Impactos da flexibilização das leis ambientais brasileiras

Enviada em 21/04/2020

Em 1934, ainda no primeiro Governo Vargas, que viria a ser de 1930 a 1945, o presidente regulamentou o ‘‘Código Florestal’’, primeiro conjunto legislativo, previsto em constituição, com a intenção deliberada de proteger o meio ambiente. No contexto contemporâneo, apesar das atualizações, o código sofre em razão da instabilidade ruralista no Congresso. Contudo, a flexibilização da legislação ambiental, além de infringir os princípios constitucionais, fere claramente o orgulho de uma nação de identidade indígena, como é o caso do Brasil.
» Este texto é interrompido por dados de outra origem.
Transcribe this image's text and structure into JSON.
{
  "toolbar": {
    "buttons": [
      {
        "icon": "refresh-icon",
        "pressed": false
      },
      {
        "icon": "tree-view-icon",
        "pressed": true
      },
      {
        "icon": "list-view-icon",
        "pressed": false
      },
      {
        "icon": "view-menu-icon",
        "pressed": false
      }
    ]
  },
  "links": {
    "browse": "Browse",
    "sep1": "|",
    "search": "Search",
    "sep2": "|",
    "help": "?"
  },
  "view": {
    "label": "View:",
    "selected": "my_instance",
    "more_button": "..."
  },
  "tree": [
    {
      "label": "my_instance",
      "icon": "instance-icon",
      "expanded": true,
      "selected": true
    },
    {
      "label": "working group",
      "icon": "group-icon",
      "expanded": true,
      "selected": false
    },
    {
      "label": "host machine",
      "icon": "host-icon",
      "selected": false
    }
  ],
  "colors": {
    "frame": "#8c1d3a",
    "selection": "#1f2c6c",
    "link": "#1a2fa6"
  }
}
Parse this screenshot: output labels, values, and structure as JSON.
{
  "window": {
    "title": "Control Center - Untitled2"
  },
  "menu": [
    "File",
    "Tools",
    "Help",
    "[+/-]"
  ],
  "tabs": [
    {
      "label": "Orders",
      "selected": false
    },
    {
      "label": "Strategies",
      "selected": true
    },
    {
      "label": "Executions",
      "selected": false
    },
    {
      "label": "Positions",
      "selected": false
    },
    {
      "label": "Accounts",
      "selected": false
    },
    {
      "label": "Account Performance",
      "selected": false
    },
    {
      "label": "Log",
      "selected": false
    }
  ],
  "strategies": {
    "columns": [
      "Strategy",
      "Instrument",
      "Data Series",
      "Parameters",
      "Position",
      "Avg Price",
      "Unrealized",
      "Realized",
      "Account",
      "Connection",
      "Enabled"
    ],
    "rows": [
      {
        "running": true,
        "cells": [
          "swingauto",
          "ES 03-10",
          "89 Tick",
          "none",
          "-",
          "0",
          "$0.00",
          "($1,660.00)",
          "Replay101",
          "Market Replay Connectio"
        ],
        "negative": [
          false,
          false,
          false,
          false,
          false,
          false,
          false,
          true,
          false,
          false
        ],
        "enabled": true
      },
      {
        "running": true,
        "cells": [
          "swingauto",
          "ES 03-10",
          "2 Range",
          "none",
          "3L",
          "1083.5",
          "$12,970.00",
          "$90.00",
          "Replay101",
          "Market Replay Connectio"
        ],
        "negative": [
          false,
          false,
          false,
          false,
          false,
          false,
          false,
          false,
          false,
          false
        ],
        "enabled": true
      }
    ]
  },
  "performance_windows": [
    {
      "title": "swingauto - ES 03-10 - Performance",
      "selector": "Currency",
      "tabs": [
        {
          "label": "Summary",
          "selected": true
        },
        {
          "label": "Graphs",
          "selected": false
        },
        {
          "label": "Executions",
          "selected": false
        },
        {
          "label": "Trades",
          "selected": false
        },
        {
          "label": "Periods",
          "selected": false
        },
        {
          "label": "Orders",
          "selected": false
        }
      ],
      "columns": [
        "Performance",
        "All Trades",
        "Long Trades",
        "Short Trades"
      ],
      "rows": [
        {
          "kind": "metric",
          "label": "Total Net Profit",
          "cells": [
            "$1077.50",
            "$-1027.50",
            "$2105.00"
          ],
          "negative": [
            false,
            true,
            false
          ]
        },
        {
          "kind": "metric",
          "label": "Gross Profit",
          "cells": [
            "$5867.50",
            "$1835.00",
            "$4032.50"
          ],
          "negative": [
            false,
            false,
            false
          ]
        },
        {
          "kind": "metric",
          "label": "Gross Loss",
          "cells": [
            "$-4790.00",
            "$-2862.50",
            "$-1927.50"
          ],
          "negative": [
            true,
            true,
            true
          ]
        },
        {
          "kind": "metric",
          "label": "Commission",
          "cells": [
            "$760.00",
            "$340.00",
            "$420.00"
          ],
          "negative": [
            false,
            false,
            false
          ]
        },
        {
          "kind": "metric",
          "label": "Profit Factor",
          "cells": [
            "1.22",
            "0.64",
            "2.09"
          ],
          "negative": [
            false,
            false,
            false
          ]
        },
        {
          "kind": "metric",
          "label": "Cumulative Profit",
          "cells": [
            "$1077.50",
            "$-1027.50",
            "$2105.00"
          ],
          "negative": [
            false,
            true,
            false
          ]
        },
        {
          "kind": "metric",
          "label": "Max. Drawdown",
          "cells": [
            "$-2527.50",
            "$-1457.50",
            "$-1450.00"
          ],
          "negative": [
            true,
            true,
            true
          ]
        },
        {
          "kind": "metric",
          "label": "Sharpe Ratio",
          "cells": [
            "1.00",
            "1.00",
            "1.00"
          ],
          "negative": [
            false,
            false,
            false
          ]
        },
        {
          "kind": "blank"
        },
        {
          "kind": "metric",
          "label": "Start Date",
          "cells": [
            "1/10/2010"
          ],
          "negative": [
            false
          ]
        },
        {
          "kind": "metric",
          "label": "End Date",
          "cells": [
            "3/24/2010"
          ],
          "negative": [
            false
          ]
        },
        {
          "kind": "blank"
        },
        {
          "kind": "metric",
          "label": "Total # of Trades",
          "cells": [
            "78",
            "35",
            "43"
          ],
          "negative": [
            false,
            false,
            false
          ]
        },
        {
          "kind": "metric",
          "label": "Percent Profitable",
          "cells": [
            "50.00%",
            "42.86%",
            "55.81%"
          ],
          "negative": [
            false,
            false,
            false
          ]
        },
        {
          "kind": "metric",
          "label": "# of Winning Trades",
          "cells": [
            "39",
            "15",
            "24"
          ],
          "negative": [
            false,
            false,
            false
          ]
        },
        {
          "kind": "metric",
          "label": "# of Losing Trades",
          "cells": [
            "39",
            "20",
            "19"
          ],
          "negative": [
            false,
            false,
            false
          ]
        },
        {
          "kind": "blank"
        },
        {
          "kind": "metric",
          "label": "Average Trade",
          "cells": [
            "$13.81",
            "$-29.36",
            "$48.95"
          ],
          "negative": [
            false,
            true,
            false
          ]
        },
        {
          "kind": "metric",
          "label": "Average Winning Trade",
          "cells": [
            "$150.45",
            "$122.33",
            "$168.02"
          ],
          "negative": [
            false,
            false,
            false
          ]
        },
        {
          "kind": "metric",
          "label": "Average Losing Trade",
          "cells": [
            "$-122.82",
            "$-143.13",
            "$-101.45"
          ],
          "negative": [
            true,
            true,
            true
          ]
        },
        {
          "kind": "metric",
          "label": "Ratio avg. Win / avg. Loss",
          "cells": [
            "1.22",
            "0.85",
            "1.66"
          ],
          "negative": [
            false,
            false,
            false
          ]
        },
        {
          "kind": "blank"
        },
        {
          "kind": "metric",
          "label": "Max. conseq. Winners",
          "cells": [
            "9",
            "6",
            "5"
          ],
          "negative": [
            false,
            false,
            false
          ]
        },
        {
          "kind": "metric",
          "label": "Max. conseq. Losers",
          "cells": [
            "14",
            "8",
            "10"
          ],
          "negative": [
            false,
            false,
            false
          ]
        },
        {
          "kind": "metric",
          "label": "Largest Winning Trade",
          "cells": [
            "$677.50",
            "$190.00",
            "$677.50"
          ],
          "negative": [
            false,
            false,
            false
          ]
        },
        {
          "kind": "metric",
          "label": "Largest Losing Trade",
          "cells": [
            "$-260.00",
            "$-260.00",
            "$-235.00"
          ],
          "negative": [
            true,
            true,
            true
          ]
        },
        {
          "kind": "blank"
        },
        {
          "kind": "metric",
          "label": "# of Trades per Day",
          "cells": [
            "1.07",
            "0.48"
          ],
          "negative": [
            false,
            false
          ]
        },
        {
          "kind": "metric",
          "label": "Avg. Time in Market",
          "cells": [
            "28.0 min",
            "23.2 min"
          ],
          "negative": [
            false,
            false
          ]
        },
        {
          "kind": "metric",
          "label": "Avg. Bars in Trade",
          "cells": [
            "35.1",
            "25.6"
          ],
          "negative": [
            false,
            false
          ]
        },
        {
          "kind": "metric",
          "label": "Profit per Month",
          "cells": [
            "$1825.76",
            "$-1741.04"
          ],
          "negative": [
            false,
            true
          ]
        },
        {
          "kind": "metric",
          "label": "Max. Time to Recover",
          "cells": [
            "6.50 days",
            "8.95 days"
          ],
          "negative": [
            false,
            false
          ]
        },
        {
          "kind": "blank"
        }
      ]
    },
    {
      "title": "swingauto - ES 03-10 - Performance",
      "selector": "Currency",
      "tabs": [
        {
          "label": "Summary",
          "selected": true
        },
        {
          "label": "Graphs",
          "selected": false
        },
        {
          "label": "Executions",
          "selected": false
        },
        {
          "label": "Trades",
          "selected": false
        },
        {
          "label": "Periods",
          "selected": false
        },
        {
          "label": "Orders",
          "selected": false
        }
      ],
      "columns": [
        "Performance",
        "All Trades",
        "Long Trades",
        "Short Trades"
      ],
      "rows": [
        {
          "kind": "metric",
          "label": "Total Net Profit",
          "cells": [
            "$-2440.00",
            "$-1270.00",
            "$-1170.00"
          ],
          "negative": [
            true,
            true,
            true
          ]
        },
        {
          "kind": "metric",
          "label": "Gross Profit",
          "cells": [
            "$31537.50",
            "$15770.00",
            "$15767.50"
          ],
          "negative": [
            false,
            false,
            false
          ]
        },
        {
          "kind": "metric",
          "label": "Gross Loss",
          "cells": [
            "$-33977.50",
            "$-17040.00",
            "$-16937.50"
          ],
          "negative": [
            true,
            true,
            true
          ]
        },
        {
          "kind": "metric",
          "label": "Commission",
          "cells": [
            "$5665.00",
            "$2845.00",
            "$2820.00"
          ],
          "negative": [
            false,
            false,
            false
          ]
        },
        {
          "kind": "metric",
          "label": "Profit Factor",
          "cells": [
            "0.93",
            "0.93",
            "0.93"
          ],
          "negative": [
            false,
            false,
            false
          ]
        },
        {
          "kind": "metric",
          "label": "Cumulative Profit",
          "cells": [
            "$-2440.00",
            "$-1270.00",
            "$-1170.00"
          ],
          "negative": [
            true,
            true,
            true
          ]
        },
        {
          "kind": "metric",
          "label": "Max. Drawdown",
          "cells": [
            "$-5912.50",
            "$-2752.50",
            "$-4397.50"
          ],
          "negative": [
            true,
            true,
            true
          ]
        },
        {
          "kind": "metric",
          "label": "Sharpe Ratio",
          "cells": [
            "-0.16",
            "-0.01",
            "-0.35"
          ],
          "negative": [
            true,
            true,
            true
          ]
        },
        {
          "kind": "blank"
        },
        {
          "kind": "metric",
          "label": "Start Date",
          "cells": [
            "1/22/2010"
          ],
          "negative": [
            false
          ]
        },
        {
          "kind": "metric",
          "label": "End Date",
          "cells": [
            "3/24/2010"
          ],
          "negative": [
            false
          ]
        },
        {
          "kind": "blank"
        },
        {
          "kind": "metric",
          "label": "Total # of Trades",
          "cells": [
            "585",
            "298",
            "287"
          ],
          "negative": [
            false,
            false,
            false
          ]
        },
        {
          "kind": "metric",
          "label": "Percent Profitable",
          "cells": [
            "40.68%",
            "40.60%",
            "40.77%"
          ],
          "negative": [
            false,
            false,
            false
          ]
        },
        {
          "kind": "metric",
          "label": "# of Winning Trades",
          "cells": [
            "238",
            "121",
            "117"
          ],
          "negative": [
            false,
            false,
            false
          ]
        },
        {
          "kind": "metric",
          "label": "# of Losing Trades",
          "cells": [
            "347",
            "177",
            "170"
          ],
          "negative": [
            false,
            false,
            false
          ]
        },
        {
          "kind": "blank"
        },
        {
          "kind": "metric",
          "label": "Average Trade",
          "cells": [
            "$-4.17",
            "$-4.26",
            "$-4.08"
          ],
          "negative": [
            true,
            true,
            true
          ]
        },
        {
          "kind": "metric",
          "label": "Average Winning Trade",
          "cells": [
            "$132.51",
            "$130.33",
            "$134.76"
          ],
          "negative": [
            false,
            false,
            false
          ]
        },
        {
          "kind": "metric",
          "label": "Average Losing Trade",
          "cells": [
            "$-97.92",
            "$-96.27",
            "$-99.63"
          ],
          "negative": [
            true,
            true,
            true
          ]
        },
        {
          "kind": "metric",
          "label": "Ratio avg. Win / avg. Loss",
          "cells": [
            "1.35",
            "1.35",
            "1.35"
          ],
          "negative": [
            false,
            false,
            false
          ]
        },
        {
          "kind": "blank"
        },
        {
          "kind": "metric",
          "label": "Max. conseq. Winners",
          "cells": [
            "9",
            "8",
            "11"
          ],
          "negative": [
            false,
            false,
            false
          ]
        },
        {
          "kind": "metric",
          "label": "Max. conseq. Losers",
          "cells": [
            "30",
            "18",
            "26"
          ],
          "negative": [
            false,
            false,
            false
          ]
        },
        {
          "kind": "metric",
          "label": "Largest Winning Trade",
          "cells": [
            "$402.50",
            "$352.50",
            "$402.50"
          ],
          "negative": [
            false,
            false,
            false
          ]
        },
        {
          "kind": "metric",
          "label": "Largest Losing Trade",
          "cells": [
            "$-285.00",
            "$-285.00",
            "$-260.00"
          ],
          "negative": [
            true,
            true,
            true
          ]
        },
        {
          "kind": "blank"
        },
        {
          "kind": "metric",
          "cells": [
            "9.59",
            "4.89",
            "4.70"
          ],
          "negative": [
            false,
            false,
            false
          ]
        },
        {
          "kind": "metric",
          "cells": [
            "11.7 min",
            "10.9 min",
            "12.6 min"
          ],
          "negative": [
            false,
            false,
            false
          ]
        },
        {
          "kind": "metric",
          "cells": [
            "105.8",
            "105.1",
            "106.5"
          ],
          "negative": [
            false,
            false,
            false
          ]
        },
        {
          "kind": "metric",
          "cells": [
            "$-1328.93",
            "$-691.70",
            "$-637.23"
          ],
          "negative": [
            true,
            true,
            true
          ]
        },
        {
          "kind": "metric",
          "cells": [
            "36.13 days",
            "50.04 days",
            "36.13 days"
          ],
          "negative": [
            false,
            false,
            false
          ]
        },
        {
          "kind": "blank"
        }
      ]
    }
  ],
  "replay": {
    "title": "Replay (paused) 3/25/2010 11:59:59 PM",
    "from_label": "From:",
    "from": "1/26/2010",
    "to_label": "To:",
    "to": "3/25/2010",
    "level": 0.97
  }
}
Em primeira análise, tornar mais lenientes as leis que guardam o meio ambiente no país vai de encontro com os preceitos previstos em constituição. A lei da ‘’lesa-pátria’’ determina que qualquer medida que ameace a integridade do território nacional seja considerada um crime ou atentado contra a soberania nacional. Nesse sentido, flexibilizar essa legislação, na prática, prevê impactos de ordem constitucional aos responsáveis, como acontecido ainda no ano passado com a denúncia no Ministério Público a respeito da liberação do plantio de cana-de-açúcar na Amazônia.

Ademais, ainda no contexto da lei ‘‘pátria-lesa’’, mais consequências dessa flexibilização invadem o campo social. O Brasil, na condição de país mestiço, com claras influências indígenas, goza da obrigação de proteger os povos índios que, no caso da alteração dessas leis, são diretamente afetados pelo comprometimento de áreas em reservas, por exemplo. Logo, tornar-se-ia totalmente contraditório que, um país com tamanha influência indígena, reafirmada pelos clássicos ‘‘Iracema’’ e ‘‘O Guarani’’ de José de Alencar ou ‘‘Um índio’’ e ‘‘Tropicália’’ de Veloso, viesse a tratar como ordinário um assunto tão histórico e estruturalmente delicado.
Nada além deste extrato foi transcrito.